Microcontrollers are increasingly present in embedded deployments and dependable systems, for which malfunctions due to hardware ageing can have severe impact. The lack of deployable techniques for ageing monitoring on these devices has spread the application of guard bands to prevent timing errors due to degradation. Applying this static technique can limit performance and lead to sudden failures as devices age. In this paper, we follow a software-based self-testing approach to design monitoring of hardware degradation for microcontrollers.
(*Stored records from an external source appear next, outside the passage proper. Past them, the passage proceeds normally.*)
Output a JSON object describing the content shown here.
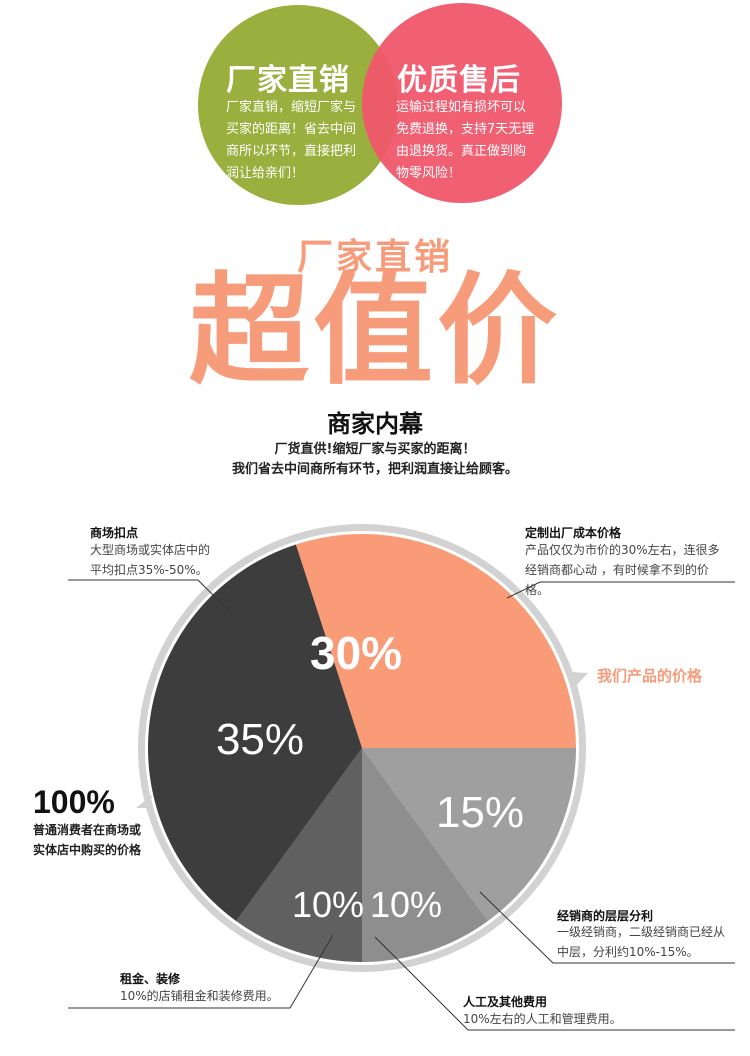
{
  "top_circles": [
    {
      "title": "厂家直销",
      "text": "厂家直销，缩短厂家与买家的距离！省去中间商所以环节，直接把利润让给亲们！",
      "color": "#9aaf3d"
    },
    {
      "title": "优质售后",
      "text": "运输过程如有损坏可以免费退换，支持7天无理由退换货。真正做到购物零风险！",
      "color": "#f0566a"
    }
  ],
  "headline": {
    "small": "厂家直销",
    "big": "超值价",
    "color": "#f79c7b"
  },
  "section": {
    "title": "商家内幕",
    "line1": "厂货直供!缩短厂家与买家的距离！",
    "line2": "我们省去中间商所有环节，把利润直接让给顾客。"
  },
  "chart_data": {
    "type": "pie",
    "total_label": "100%",
    "total_desc": "普通消费者在商场或实体店中购买的价格",
    "slices": [
      {
        "label": "30%",
        "value": 30,
        "color": "#fa9b78",
        "title": "定制出厂成本价格",
        "desc": "产品仅仅为市价的30%左右，连很多经销商都心动 ，有时候拿不到的价格。",
        "callout": "我们产品的价格"
      },
      {
        "label": "15%",
        "value": 15,
        "color": "#9f9f9f",
        "title": "经销商的层层分利",
        "desc": "一级经销商，二级经销商已经从中层，分利约10%-15%。"
      },
      {
        "label": "10%",
        "value": 10,
        "color": "#8e8e8e",
        "title": "人工及其他费用",
        "desc": "10%左右的人工和管理费用。"
      },
      {
        "label": "10%",
        "value": 10,
        "color": "#606060",
        "title": "租金、装修",
        "desc": "10%的店铺租金和装修费用。"
      },
      {
        "label": "35%",
        "value": 35,
        "color": "#3d3d3d",
        "title": "商场扣点",
        "desc": "大型商场或实体店中的平均扣点35%-50%。"
      }
    ]
  }
}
Deployable in the field, our technique leverages timing windows of variable lengths to determine the maximum operational frequency of the devices. We empirically validate the method on real hardware and find that it consistently detects temperature-induced degradations in maximum operating frequency of up to 13.79 % across devices for 60 °C temperature increase.

翻译：微控制器在嵌入式部署和可信系统中日益普及，其硬件老化导致的故障可能产生严重影响。由于缺乏可部署的老化监测技术，当前广泛采用防护带来防止因性能退化引起的时序错误。这种静态技术的应用会限制设备性能，并随着器件老化导致突发故障。本文采用基于软件的自主测试方法，设计针对微控制器硬件退化的监测方案。该技术可在实际场景中部署，通过可变长度的时序窗口确定器件最大工作频率。我们在真实硬件上进行了实证验证，结果表明该方法能稳定检测温度引起的最大工作频率退化——当温度升高60°C时，各器件最大工作频率退化幅度可达13.79%。